O ponto principal desta discussão é o envolvimento do país na Guerra do Iraque sob bases infundadas, um manipulação da expectativa da sociedade com a observação do uso de um território alheio rico em petróleo para ganhos pessoais – no caso, o do vice-presidente da nação, Dick Cheney, que atuou por anos como CEO da Halliburton, empresa petrolífera beneficiada com a queda de Saddam Hussein.

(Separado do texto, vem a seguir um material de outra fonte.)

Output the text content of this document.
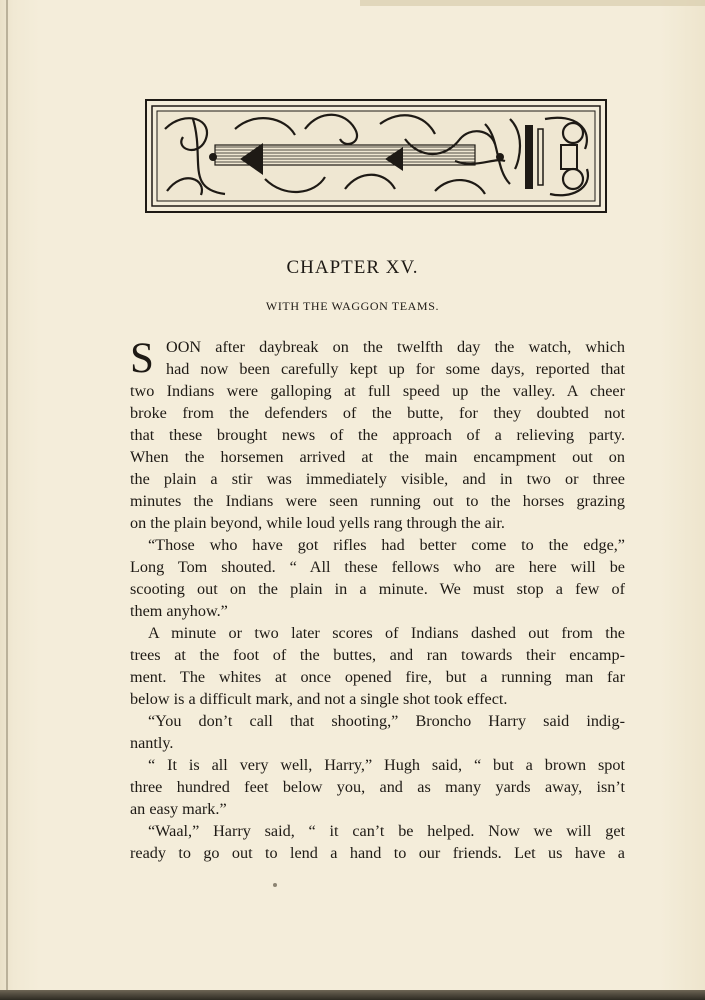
CHAPTER XV.
WITH THE WAGGON TEAMS.
S OON after daybreak on the twelfth day the watch, which
had now been carefully kept up for some days, reported that
two Indians were galloping at full speed up the valley. A cheer
broke from the defenders of the butte, for they doubted not
that these brought news of the approach of a relieving party.
When the horsemen arrived at the main encampment out on
the plain a stir was immediately visible, and in two or three
minutes the Indians were seen running out to the horses grazing
on the plain beyond, while loud yells rang through the air.
“Those who have got rifles had better come to the edge,”
Long Tom shouted. “ All these fellows who are here will be
scooting out on the plain in a minute. We must stop a few of
them anyhow.”
A minute or two later scores of Indians dashed out from the
trees at the foot of the buttes, and ran towards their encamp-
ment. The whites at once opened fire, but a running man far
below is a difficult mark, and not a single shot took effect.
“You don’t call that shooting,” Broncho Harry said indig-
nantly.
“ It is all very well, Harry,” Hugh said, “ but a brown spot
three hundred feet below you, and as many yards away, isn’t
an easy mark.”
“Waal,” Harry said, “ it can’t be helped. Now we will get
ready to go out to lend a hand to our friends. Let us have a
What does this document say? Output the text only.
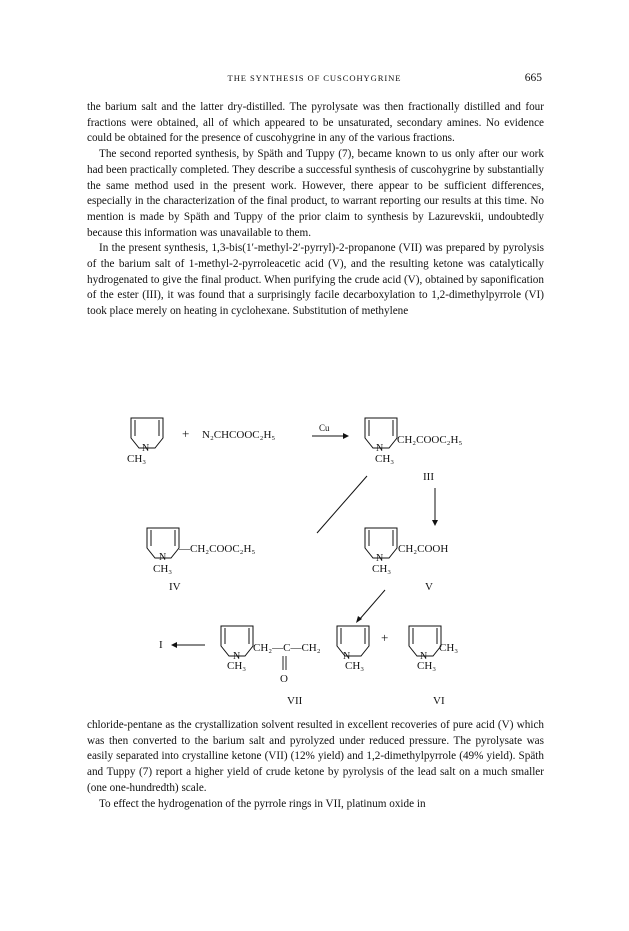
THE SYNTHESIS OF CUSCOHYGRINE	665

the barium salt and the latter dry-distilled. The pyrolysate was then fractionally distilled and four fractions were obtained, all of which appeared to be unsaturated, secondary amines. No evidence could be obtained for the presence of cuscohygrine in any of the various fractions.

The second reported synthesis, by Späth and Tuppy (7), became known to us only after our work had been practically completed. They describe a successful synthesis of cuscohygrine by substantially the same method used in the present work. However, there appear to be sufficient differences, especially in the characterization of the final product, to warrant reporting our results at this time. No mention is made by Späth and Tuppy of the prior claim to synthesis by Lazurevskii, undoubtedly because this information was unavailable to them.

In the present synthesis, 1,3-bis(1′-methyl-2′-pyrryl)-2-propanone (VII) was prepared by pyrolysis of the barium salt of 1-methyl-2-pyrroleacetic acid (V), and the resulting ketone was catalytically hydrogenated to give the final product. When purifying the crude acid (V), obtained by saponification of the ester (III), it was found that a surprisingly facile decarboxylation to 1,2-dimethylpyrrole (VI) took place merely on heating in cyclohexane. Substitution of methylene

N
CH₃
+ N₂CHCOOC₂H₅
Cu
N
CH₂COOC₂H₅
CH₃
III
N
—CH₂COOC₂H₅
CH₃
IV
N
CH₂COOH
CH₃
V
I
N
CH₂—C—CH₂
O
N
CH₃	CH₃
VII
+
N
CH₃
CH₃
VI

chloride-pentane as the crystallization solvent resulted in excellent recoveries of pure acid (V) which was then converted to the barium salt and pyrolyzed under reduced pressure. The pyrolysate was easily separated into crystalline ketone (VII) (12% yield) and 1,2-dimethylpyrrole (49% yield). Späth and Tuppy (7) report a higher yield of crude ketone by pyrolysis of the lead salt on a much smaller (one one-hundredth) scale.

To effect the hydrogenation of the pyrrole rings in VII, platinum oxide in
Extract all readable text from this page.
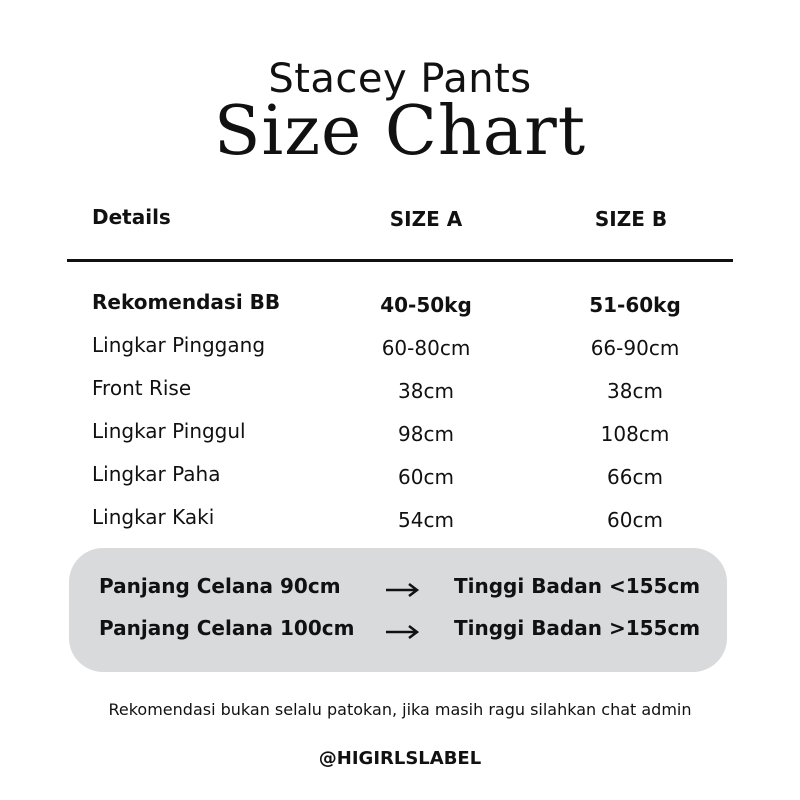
Stacey Pants
Size Chart
Details	SIZE A	SIZE B
Rekomendasi BB	40-50kg	51-60kg
Lingkar Pinggang	60-80cm	66-90cm
Front Rise	38cm	38cm
Lingkar Pinggul	98cm	108cm
Lingkar Paha	60cm	66cm
Lingkar Kaki	54cm	60cm
Panjang Celana 90cm	Tinggi Badan <155cm
Panjang Celana 100cm	Tinggi Badan >155cm
Rekomendasi bukan selalu patokan, jika masih ragu silahkan chat admin
@HIGIRLSLABEL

Para chegar a este ponto, no entanto, o diretor teve que fazer um amplo esforço de contextualização, voltando-se para a juventude de Cheney enquanto trabalhador braçal sem grandes expectativas de futuro a fim de acompanhar o crescimento de sua influência na política, além de embasar as características pessoais que promoveram sua ascensão, como o raciocínio lógico, a observação e a extrema paciência, no sentido de saber esperar o momento certo para usar as cartas na manga.
Este tipo de abordagem torna este filme ainda mais ambicioso do que o antecessor de McKay, “A Grande Aposta”, que tinha a tarefa difícil de explicar a crise financeira deflagrada em 2008. Aqui, o uso de uma narrativa completa (e complexa) se faz necessária dada ao desconhecimento público da atuação do vice-presidente de George W. Bush (Sam Rockwell), pouco explorado na mídia pela sua capacidade camaleônica de permanecer nos bastidores comandando a ação como um bom marionetista.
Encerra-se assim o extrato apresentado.